Следующий день был мучением. С утра – тяжкое молчание, затем (вот пытка-то!) опять визиты знакомых, при которых надо притворяться счастливым избранником судьбы. А вечером – снова разговор о том же:
– Давай рассуждать спокойно и разумно. Я понимаю, что привязанность к родному дому – благородное и сильное чувство, которое достойно того, чтобы…
Нет, она все же не понимала. Дело было уже не в привязанности к родным стенам, граненой лампе, привычным книгам и к ней, Тё-Тане. Вернее, не только в нем. Дело было в безысходности.

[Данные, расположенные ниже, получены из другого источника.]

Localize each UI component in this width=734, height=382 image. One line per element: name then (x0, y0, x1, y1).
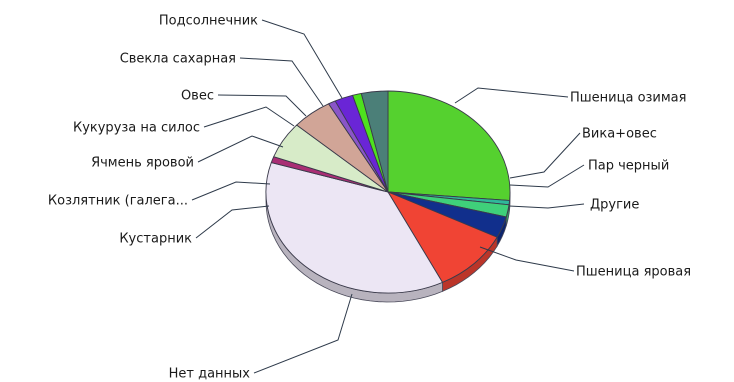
slice-11-label: Свекла сахарная (120, 52, 236, 67)
slice-4-label: Пшеница яровая (576, 265, 691, 280)
slice-11-leader-line (239, 57, 324, 107)
leader-line-layer (191, 19, 585, 374)
slice-5-leader-line (253, 293, 353, 374)
slice-7-label: Козлятник (галега... (48, 194, 188, 209)
slice-5 (265, 162, 443, 294)
pie-slice-layer (265, 90, 511, 294)
slice-4 (387, 191, 498, 283)
slice-6-leader-line (195, 205, 270, 239)
slice-0-label: Пшеница озимая (570, 91, 686, 106)
slice-10-label: Овес (181, 89, 214, 104)
slice-9-leader-line (203, 106, 295, 128)
slice-12-label: Подсолнечник (159, 14, 258, 29)
slice-0-leader-line (454, 87, 569, 104)
slice-5-label: Нет данных (169, 367, 251, 382)
slice-8-label: Ячмень яровой (91, 156, 194, 171)
slice-3-leader-line (508, 203, 585, 209)
slice-8-leader-line (197, 135, 284, 163)
slice-12 (360, 90, 389, 193)
slice-1-label: Вика+овес (582, 127, 657, 142)
slice-2-leader-line (509, 164, 585, 188)
slice-3-label: Другие (590, 198, 639, 213)
slice-label-layer: Пшеница озимая Вика+овес Пар черный Другие П… (48, 14, 691, 382)
slice-6-label: Кустарник (119, 232, 192, 247)
slice-9-label: Кукуруза на силос (73, 121, 200, 136)
slice-0 (387, 90, 511, 201)
slice-1-leader-line (509, 132, 581, 179)
slice-10-leader-line (217, 94, 307, 117)
slice-4-leader-line (479, 246, 575, 272)
slice-2-label: Пар черный (588, 159, 669, 174)
slice-12-leader-line (261, 19, 343, 99)
slice-7-leader-line (191, 181, 271, 201)
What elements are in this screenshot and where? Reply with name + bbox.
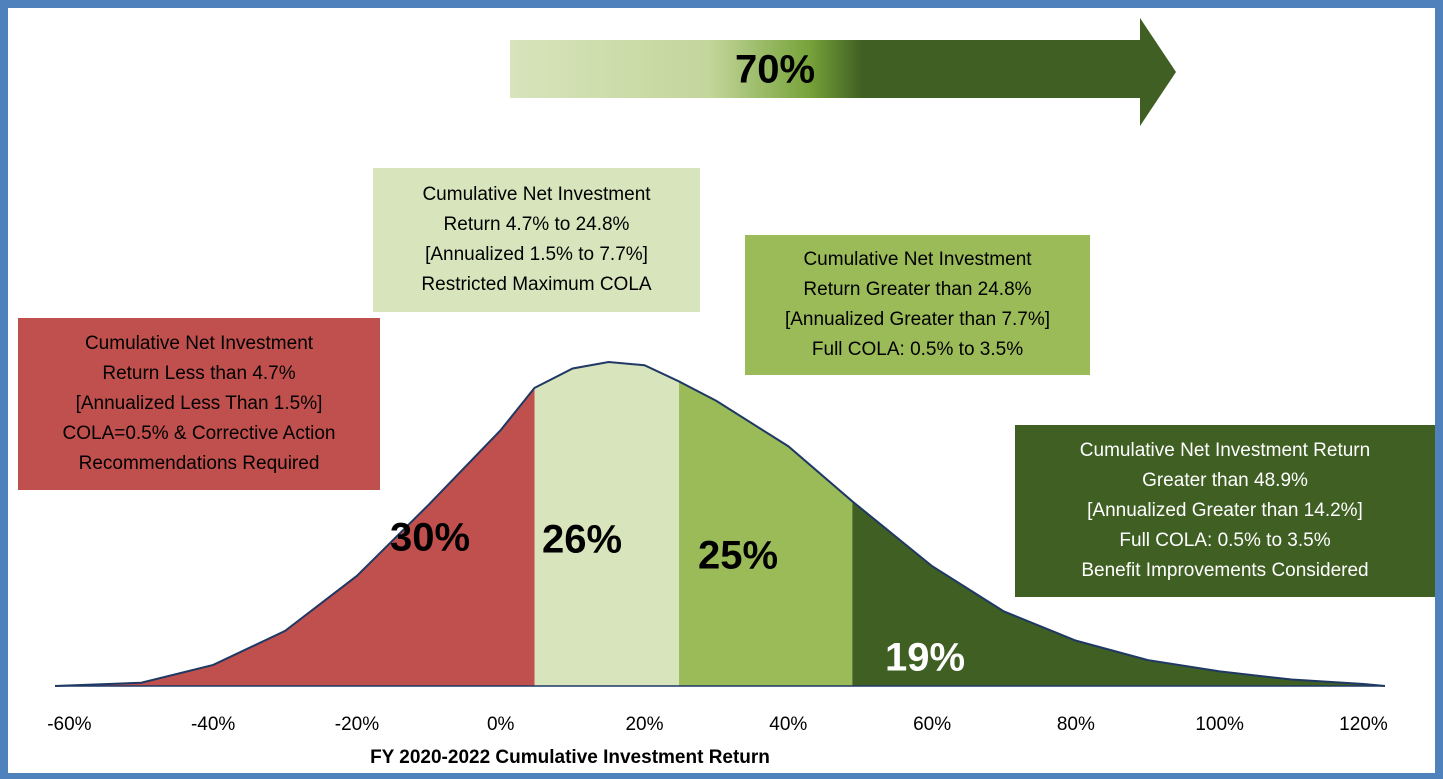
x-tick-label: 20% [625, 714, 663, 735]
x-tick-label: 80% [1057, 714, 1095, 735]
x-tick-label: 60% [913, 714, 951, 735]
share-label: 30% [390, 516, 470, 560]
annotation-line: [Annualized Greater than 7.7%] [785, 309, 1050, 330]
x-tick-label: 0% [487, 714, 515, 735]
annotation-line: [Annualized Less Than 1.5%] [76, 393, 323, 414]
share-label: 19% [885, 636, 965, 680]
arrow [510, 18, 1176, 126]
annotation-line: Cumulative Net Investment [422, 184, 651, 205]
annotation-line: Recommendations Required [79, 453, 320, 474]
annotation-line: [Annualized 1.5% to 7.7%] [425, 244, 648, 265]
share-label: 26% [542, 518, 622, 562]
x-axis-title: FY 2020-2022 Cumulative Investment Retur… [370, 747, 770, 768]
region [679, 381, 853, 686]
annotation-line: Full COLA: 0.5% to 3.5% [1119, 530, 1330, 551]
x-tick-label: -40% [191, 714, 235, 735]
annotation-box [1015, 425, 1435, 597]
annotation-line: Full COLA: 0.5% to 3.5% [812, 339, 1023, 360]
share-label: 25% [698, 534, 778, 578]
x-tick-label: -20% [335, 714, 379, 735]
annotation-line: Return Greater than 24.8% [803, 279, 1031, 300]
annotation-line: COLA=0.5% & Corrective Action [63, 423, 336, 444]
annotation-box [373, 168, 700, 312]
x-tick-label: 100% [1195, 714, 1244, 735]
annotation-line: [Annualized Greater than 14.2%] [1087, 500, 1363, 521]
x-tick-label: 120% [1339, 714, 1388, 735]
region [55, 387, 535, 686]
annotation-line: Return Less than 4.7% [102, 363, 295, 384]
density-curve [54, 360, 1386, 687]
annotation-box [745, 235, 1090, 375]
annotation-line: Cumulative Net Investment [803, 249, 1032, 270]
annotation-line: Greater than 48.9% [1142, 470, 1308, 491]
x-tick-label: 40% [769, 714, 807, 735]
annotation-line: Cumulative Net Investment Return [1080, 440, 1370, 461]
region [534, 362, 680, 686]
arrow-label: 70% [735, 48, 815, 92]
annotation-box [18, 318, 380, 490]
x-tick-label: -60% [47, 714, 91, 735]
annotation-line: Return 4.7% to 24.8% [444, 214, 630, 235]
annotation-line: Restricted Maximum COLA [421, 274, 651, 295]
annotation-line: Benefit Improvements Considered [1081, 560, 1368, 581]
annotation-line: Cumulative Net Investment [85, 333, 314, 354]
region [852, 501, 1385, 686]
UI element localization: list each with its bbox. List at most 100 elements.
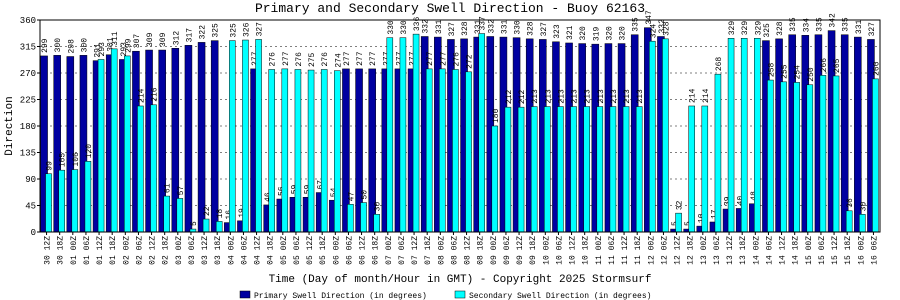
value-label: 213 [571,89,580,104]
value-label: 332 [422,19,431,34]
bar [583,106,590,233]
bar [71,169,79,233]
value-label: 30 [859,202,868,212]
plot-frame [39,19,881,233]
value-label: 321 [566,25,575,40]
value-label: 327 [256,22,265,37]
value-label: 266 [820,58,829,73]
value-label: 299 [41,38,50,53]
value-label: 214 [702,88,711,103]
bar [215,221,223,233]
value-label: 275 [308,52,317,67]
value-label: 309 [159,32,168,47]
x-tick-label: 03 12Z [201,236,210,265]
value-label: 309 [146,32,155,47]
legend-label: Secondary Swell Direction (in degrees) [469,292,651,300]
value-label: 334 [802,18,811,33]
x-tick-label: 10 06Z [555,236,564,265]
value-label: 327 [868,22,877,37]
x-tick-label: 12 18Z [687,236,696,265]
x-tick-label: 04 18Z [267,236,276,265]
bar [255,39,262,233]
value-label: 328 [662,21,671,36]
bar [557,106,564,233]
bar [184,45,193,233]
bar [635,106,643,233]
value-label: 255 [781,64,790,79]
y-tick-label: 270 [20,69,36,79]
value-label: 298 [67,39,76,54]
value-label: 328 [527,21,536,36]
x-tick-label: 08 00Z [437,236,446,265]
value-label: 335 [789,17,798,32]
value-label: 331 [474,19,483,34]
x-tick-label: 12 00Z [647,236,656,265]
value-label: 322 [199,25,208,40]
value-label: 276 [321,52,330,67]
x-tick-label: 14 00Z [752,236,761,265]
value-label: 277 [439,51,448,66]
value-label: 319 [592,27,601,42]
x-tick-label: 15 00Z [805,236,814,265]
x-tick-label: 06 00Z [332,236,341,265]
value-label: 331 [855,19,864,34]
value-label: 329 [741,21,750,36]
x-tick-label: 11 00Z [595,236,604,265]
bar [137,105,144,233]
value-label: 325 [229,23,238,38]
value-label: 213 [544,89,553,104]
x-tick-label: 02 18Z [162,236,171,265]
bar [360,202,367,233]
bar [780,81,787,233]
bar [622,106,630,233]
x-tick-label: 03 18Z [214,236,223,265]
value-label: 260 [872,61,881,76]
bar [609,106,617,233]
legend-label: Primary Swell Direction (in degrees) [254,292,427,300]
bar [452,69,459,233]
x-tick-label: 07 18Z [424,236,433,265]
x-tick-label: 02 00Z [122,236,131,265]
value-label: 331 [500,19,509,34]
bar [517,106,525,233]
x-tick-label: 09 12Z [516,236,525,265]
value-label: 293 [120,42,129,57]
bar [176,198,184,233]
value-label: 214 [689,88,698,103]
bar [675,212,682,233]
value-label: 18 [216,209,225,219]
bar [202,218,210,233]
x-tick-label: 16 00Z [857,236,866,265]
bar [110,48,118,233]
value-label: 312 [172,31,181,46]
value-label: 276 [269,52,278,67]
x-tick-label: 06 12Z [359,236,368,265]
bar [210,40,219,233]
value-label: 47 [347,192,356,202]
value-label: 276 [295,52,304,67]
value-label: 336 [413,17,422,32]
x-tick-label: 10 18Z [582,236,591,265]
bar [347,204,354,233]
x-tick-label: 11 06Z [608,236,617,265]
x-tick-label: 06 06Z [345,236,354,265]
value-label: 327 [540,22,549,37]
value-label: 265 [833,58,842,73]
x-tick-label: 11 12Z [621,236,630,265]
legend-swatch [239,290,251,299]
value-label: 268 [715,57,724,72]
x-tick-label: 05 12Z [306,236,315,265]
x-tick-label: 02 12Z [149,236,158,265]
x-tick-label: 12 12Z [674,236,683,265]
value-label: 105 [59,153,68,168]
x-tick-label: 06 18Z [372,236,381,265]
value-label: 213 [623,89,632,104]
chart-title: Primary and Secondary Swell Direction - … [255,1,645,16]
bar [544,106,551,233]
bar [386,37,394,233]
bar [425,68,433,233]
value-label: 325 [212,23,221,38]
value-label: 213 [610,89,619,104]
bar [872,78,879,233]
x-tick-label: 30 12Z [44,236,53,265]
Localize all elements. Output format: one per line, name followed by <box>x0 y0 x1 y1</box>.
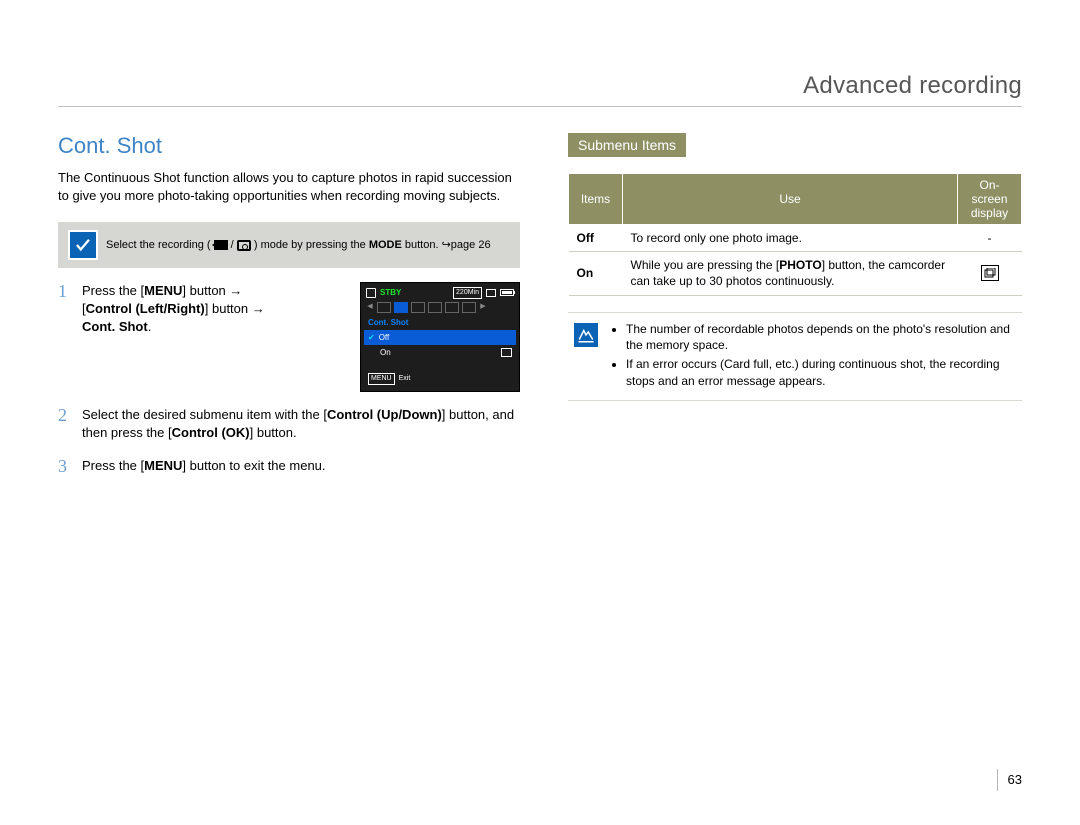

Страх, который возник от первой угрозы лишения отпуска, стал частью Колиного мироощущения. В корпусе была несвобода. Там он нисколько не принадлежал себе, им полностью распоряжалась чужая воля. Она не всегда была злая, порой даже наоборот, но не своя… И мысль, что придется несколько лет пребывать в ежедневном подчинении этой равнодушной воле, была страшнее смерти…
Тетушка вдруг посмотрела внимательно и сказала со вздохом:
– Ладно, ложись. Может быть, ночью… к тебе придет спокойствие.
И оно пришло. Потому что проснулся Коля с четким пониманием: туда он больше не пойдет. Так и сказал Тё-Тане. А еще сказал, что чувствует себя дурно и не может встать.
– Мальчик мой, но… так вопросы не решаются. Извини, но это каприз…
– Нет…
– Что «нет»?
– Всё нет!
– Значит… ты никогда не станешь моряком. Так?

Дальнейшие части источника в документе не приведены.